By Kirk Maltais
Higher fertilizer prices from the war in Iran will hurt some U.S. farmers more than others, depending on where they are located and if they bought supplies ahead of the recent cost increase, analysts say.
Prices for anhydrous ammonia and urea, key ingredients for fertilizers used to grow corn and soybeans, have appreciated significantly year-over-year, with much of those gains coming after the war started in late February. Anhydrous ammonia prices have risen 39% versus this time last year, while urea prices have climbed 48%, according to assessments from research firm DTN. The uptick means that farmers that don't have all of the fertilizer they need on hand right now will need to pay significantly more for the rest.
Around 70% of farmers nationwide say that they are unable to afford all of the fertilizer they need for 2026 crops, with nearly 60% saying that their finances are worsening this year, according to the American Farm Bureau Federation in a survey published this week.
But the survey shows a sharp divide in different farming regions. In the U.S. Corn Belt, where nearly 90% of U.S. corn was grown in 2025 and 85% of soybeans, according to data from the Department of Agriculture, far more farmers booked their orders for 2026 ahead of the start of the spring planting season than they did in the Southern states. Only 19% of AFBF survey respondents from the Southern states spanning from Virginia to Texas reported pre-booked supply.
Analysts are speculating whether more-expensive fertilizer will mean weaker crop yields in the U.S., or if an increasing number of farmers will switch acres they had allotted to corn over to producing soybeans, a less fertilizer-intensive crop. The answer isn't straightforward, said Peter Meyer, principal economist with Muddy Boots Ag.
"This has become an extremely tough topic to quantify," Meyer said.

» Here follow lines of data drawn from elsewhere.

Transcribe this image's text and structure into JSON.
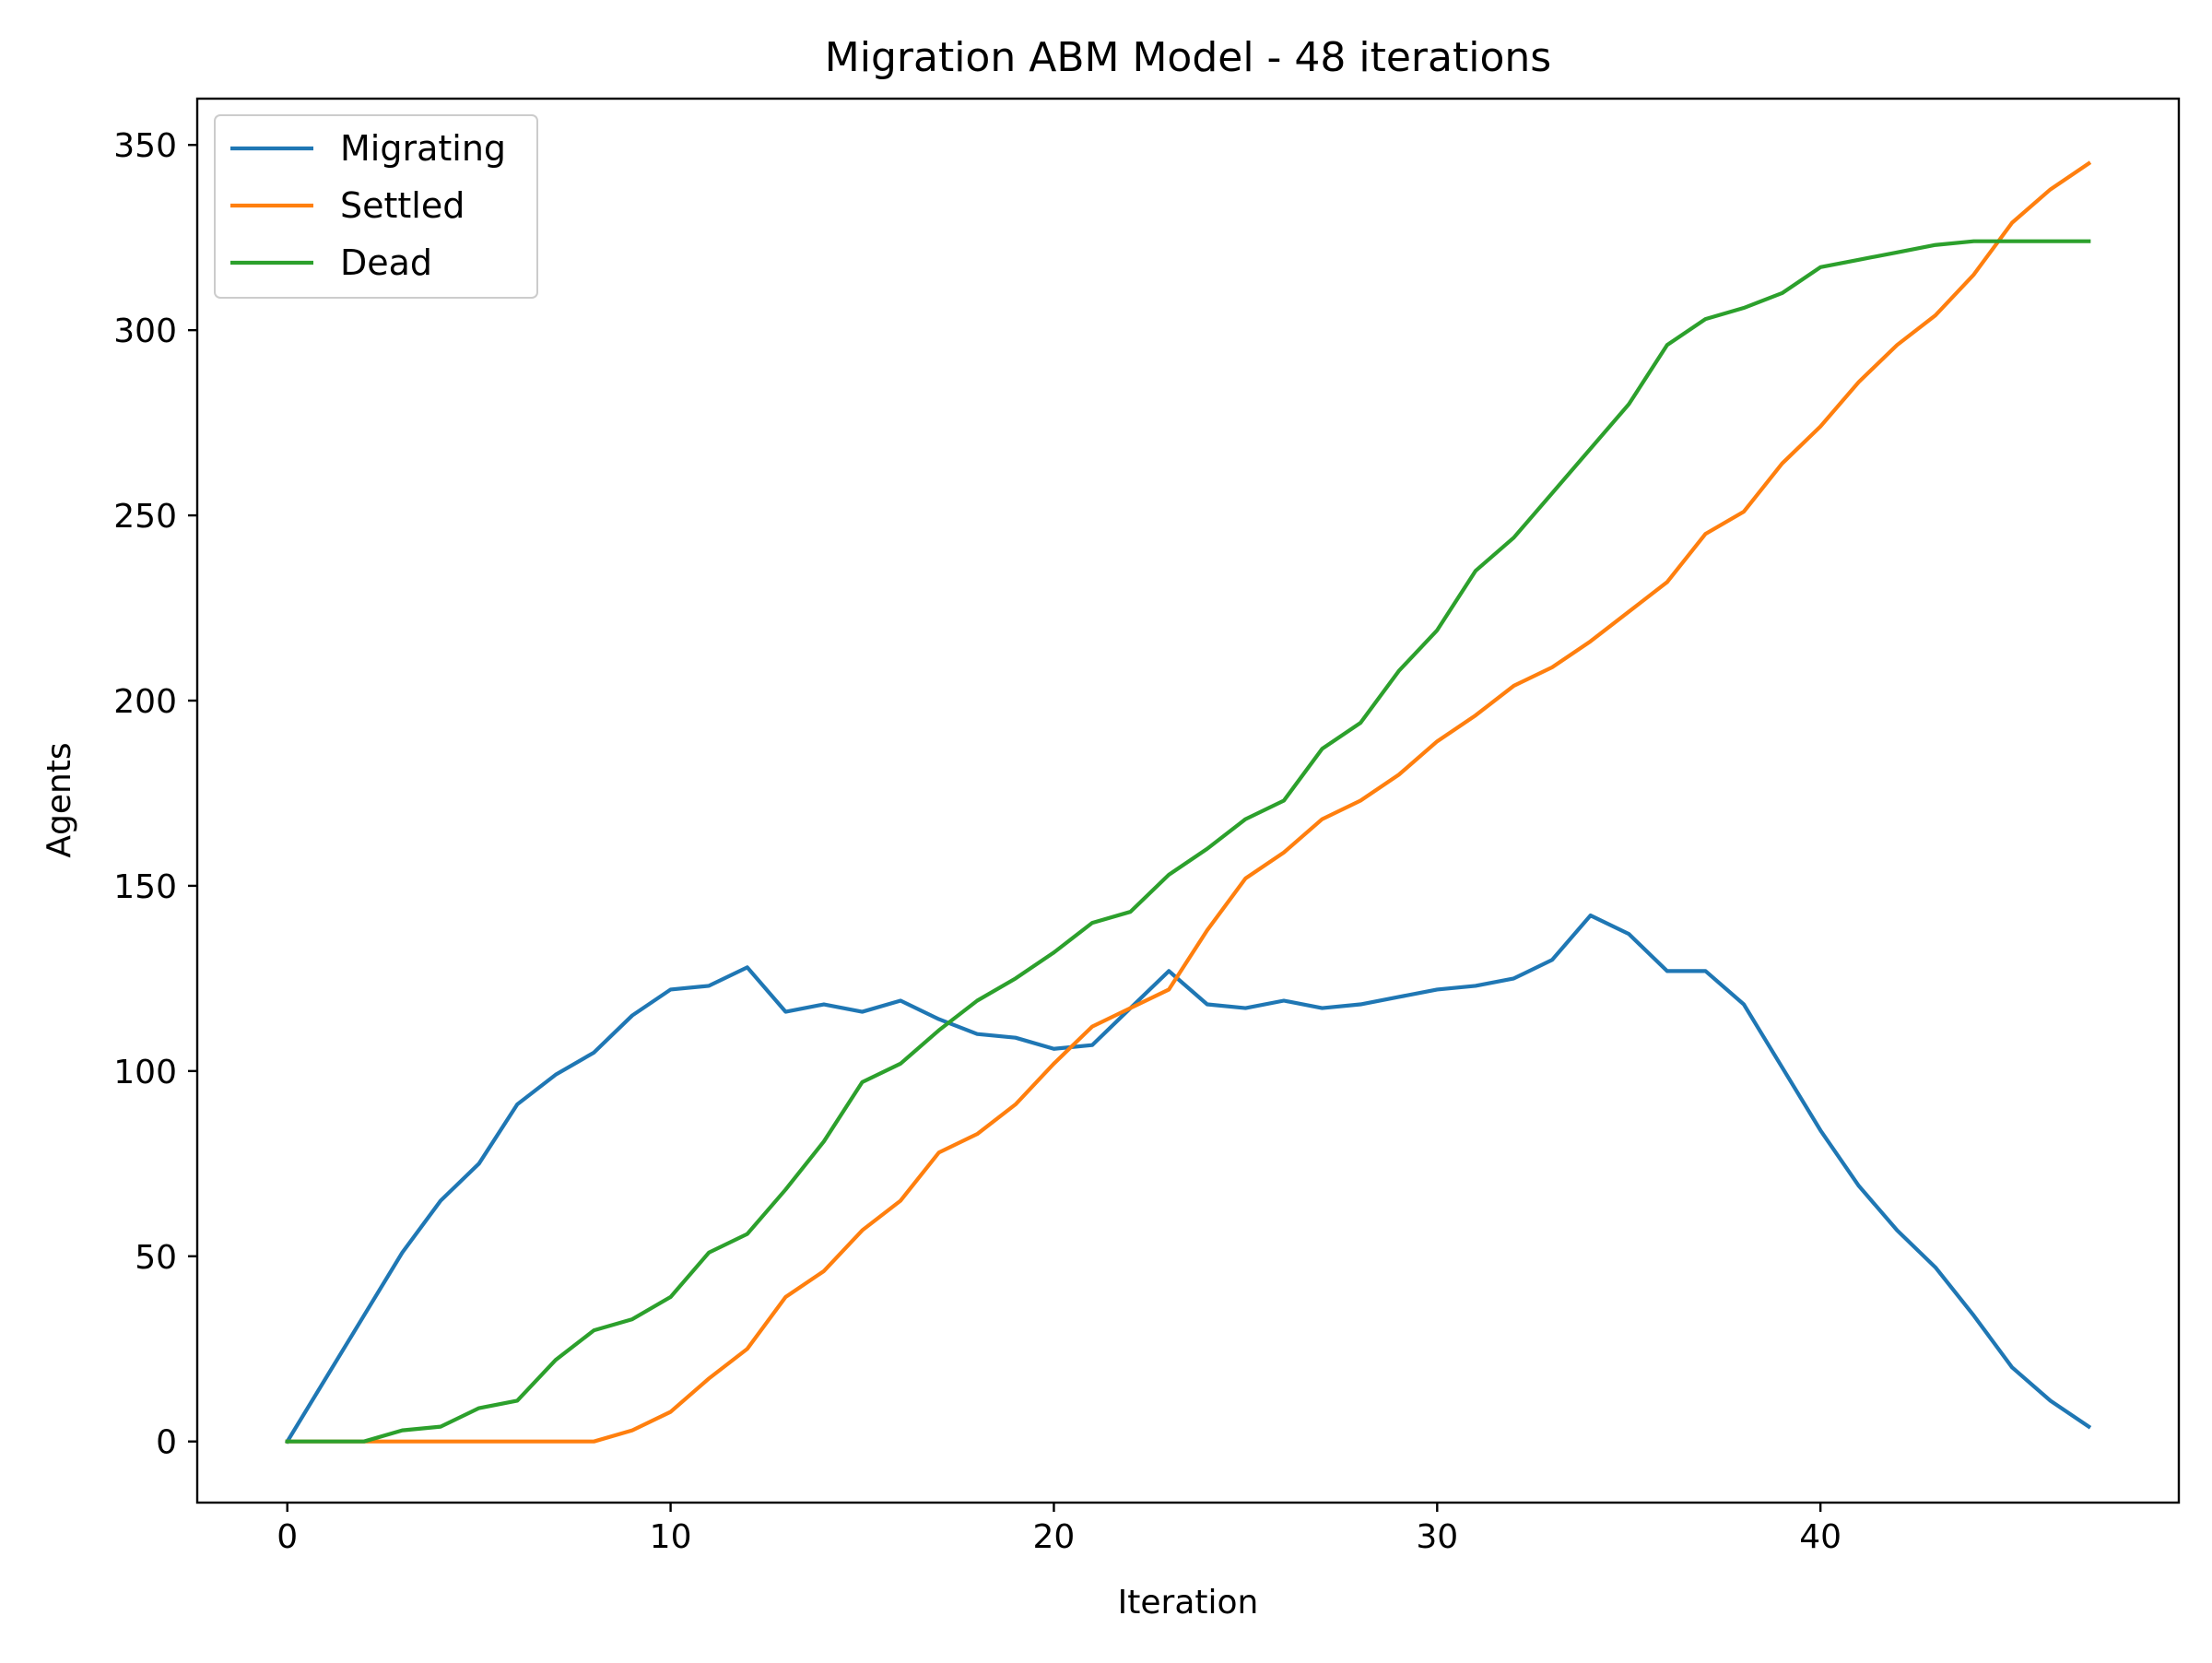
{
  "chart_data": {
    "type": "line",
    "title": "Migration ABM Model - 48 iterations",
    "xlabel": "Iteration",
    "ylabel": "Agents",
    "xlim": [
      -2.35,
      49.35
    ],
    "ylim": [
      -16.5,
      362.5
    ],
    "xticks": [
      0,
      10,
      20,
      30,
      40
    ],
    "yticks": [
      0,
      50,
      100,
      150,
      200,
      250,
      300,
      350
    ],
    "grid": false,
    "legend_position": "top-left",
    "x": [
      0,
      1,
      2,
      3,
      4,
      5,
      6,
      7,
      8,
      9,
      10,
      11,
      12,
      13,
      14,
      15,
      16,
      17,
      18,
      19,
      20,
      21,
      22,
      23,
      24,
      25,
      26,
      27,
      28,
      29,
      30,
      31,
      32,
      33,
      34,
      35,
      36,
      37,
      38,
      39,
      40,
      41,
      42,
      43,
      44,
      45,
      46,
      47
    ],
    "series": [
      {
        "name": "Migrating",
        "color": "#1f77b4",
        "values": [
          0,
          17,
          34,
          51,
          65,
          75,
          91,
          99,
          105,
          115,
          122,
          123,
          128,
          116,
          118,
          116,
          119,
          114,
          110,
          109,
          106,
          107,
          117,
          127,
          118,
          117,
          119,
          117,
          118,
          120,
          122,
          123,
          125,
          130,
          142,
          137,
          127,
          127,
          118,
          101,
          84,
          69,
          57,
          47,
          34,
          20,
          11,
          4
        ]
      },
      {
        "name": "Settled",
        "color": "#ff7f0e",
        "values": [
          0,
          0,
          0,
          0,
          0,
          0,
          0,
          0,
          0,
          3,
          8,
          17,
          25,
          39,
          46,
          57,
          65,
          78,
          83,
          91,
          102,
          112,
          117,
          122,
          138,
          152,
          159,
          168,
          173,
          180,
          189,
          196,
          204,
          209,
          216,
          224,
          232,
          245,
          251,
          264,
          274,
          286,
          296,
          304,
          315,
          329,
          338,
          345
        ]
      },
      {
        "name": "Dead",
        "color": "#2ca02c",
        "values": [
          0,
          0,
          0,
          3,
          4,
          9,
          11,
          22,
          30,
          33,
          39,
          51,
          56,
          68,
          81,
          97,
          102,
          111,
          119,
          125,
          132,
          140,
          143,
          153,
          160,
          168,
          173,
          187,
          194,
          208,
          219,
          235,
          244,
          256,
          268,
          280,
          296,
          303,
          306,
          310,
          317,
          319,
          321,
          323,
          324,
          324,
          324,
          324
        ]
      }
    ]
  }
}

Preparations for this year's harvest in the Midwest began shortly after last year's crops were picked. Many farmers quickly pivot toward their budgets for the next year, including paying off operating loans from the prior season and locking into new operating loans for the coming spring.
Many get the supplies they need at this time as well. "I think the vast majority of corn farmers made their corn planting decisions in the fall, bought their seeds, and treated their fields in the autumn," said Sal Gilbertie, president of Teucrium Trading. "So the corn heavy places have only an issue of early planting season 'side dressing' when they apply another bit of fertilizer."
For these farmers, fertilizer is only one of many other inputs that are more expensive this year. Fuel costs jumped, farm labor is harder to come by and new equipment from suppliers like Deere remains prohibitively expensive for farmers who didn't make a profit on their planted acres in 2025, and don't stand to again in 2026.
This is one reason that the USDA expects planted corn acreage this year to decrease from a record-high in 2025, while soybean acreage looks to increase. In a report last month, the USDA projected farmers to plant 95.3 million acres of corn, along with 84.7 million acres of soybeans.
Analysts say the change in acreage has already been priced into futures trading on the Chicago Board of Trade, as have higher fertilizer costs. But if shipments on the Strait of Hormuz remain snarled through the summer with a war dragging on, then farmers across the board may find themselves vulnerable to higher prices when they get ready for planting in 2027.
"The longer this closure goes on though, we will see higher prices in 2027 futures prices," said Joe Davis, director of commodity sales with Chicago-based Futures International.